I want to clarify the previous posting on how I resolve the noncausal paradox in unitary twist field theory–after all, this is the heart of the current struggle to create a quantum gravity theory.  Here, I’m continuing on from the previous post, where I laid out the unitary twist field theory approach for quantum interactions.  In there, I classified all particle interactions as either causal physical or noncausal quantum, and quantum interactions fall into many categories, two of which are interference and entanglement.  These two quantum interactions are non-causal, whereas physical interactions are causal–effects of physical interactions cannot go faster than the speed of light.

Many theories have attempted to explain the paradoxes that result from the noncausal quantum interactions, particularly because relativity theory specifies that no particle can exceed the speed of light.  The Copenhagen interpretation, multiple histories, string theories such as M theory, the Pilot wave theory, etc etc all attempt to resolve this issue–but in my research I have never found anyone describe what to me appears to be a simple solution–the group wave approach.

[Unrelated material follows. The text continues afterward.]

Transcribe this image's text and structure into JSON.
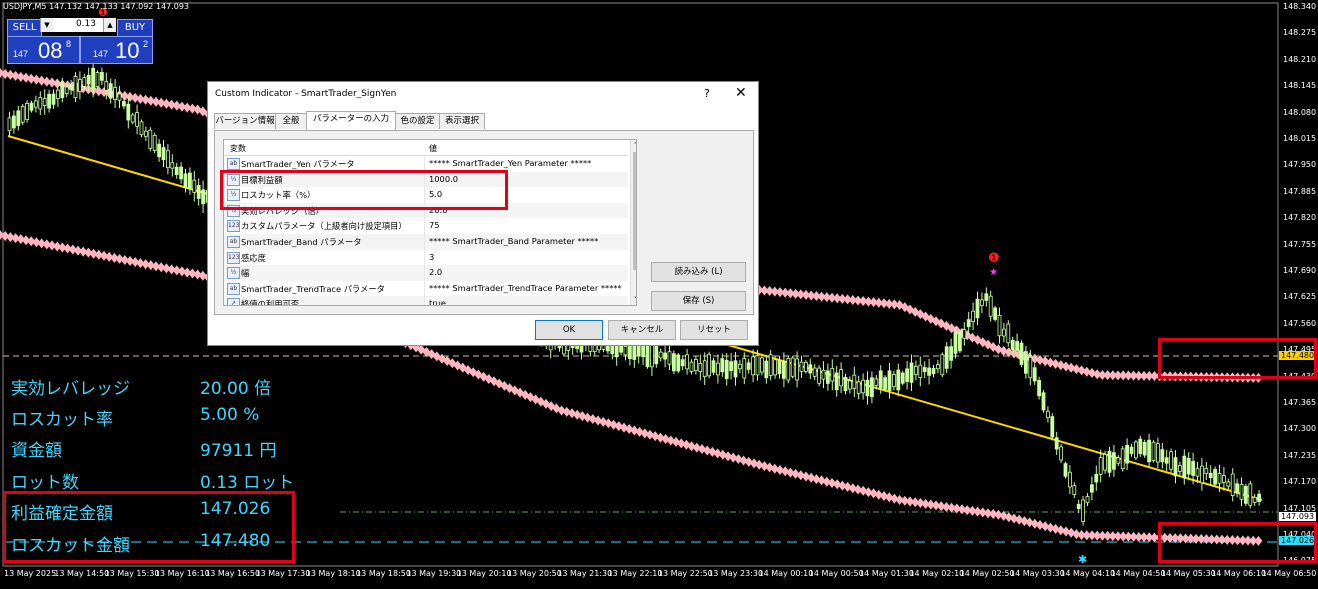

In my previous posting, I described this solution:  If every particle is formed as a Fourier composition of waves, the particle can exist as a group wave.  Individual wave components can propagate at infinite speed, but the group composition is limited to speed c.  This approach separates out particle interactions as having two contributors:  from the composite effect of changing the phase of all wave components (moving the center of the group wave) and the effect of changing the phase of a single fundamental wave component.  If the individual wave components changed, the effect is instantaneous throughout spacetime, but there is a limitation in how quickly the phase of any give wave component can be changed, resulting in a limitation of how quickly a group wave can move.

It’s crucial to understand the difference, because this is the core reason why the paradox resolves.  Another way to say it is that when a change to a wave component is made, the change is instantaneous throughout R3–but the rate of change for any component has a limit.  An analogy would go like this: you have two sheets of transparency paper with a pattern of parallel equally spaced lines printed on it.  If you place each sheet on top of each other at an angle, you will see a moire pattern.  Moving one sheet relative to the other will move the moire pattern at some speed limited by how quickly you moved the sheet.  But note that every printed line on that sheet moved instantaneously relative to every other line on that sheet–instantaneous wave component movement throughout R3.  Note that the interference pattern changes instantaneously, but the actual movement of the moire pattern is a function of how fast the sheets are moved relative to each other–exactly analogous to what we see in real life.  This is the approach that I think has to be used for any quantum gravity theory.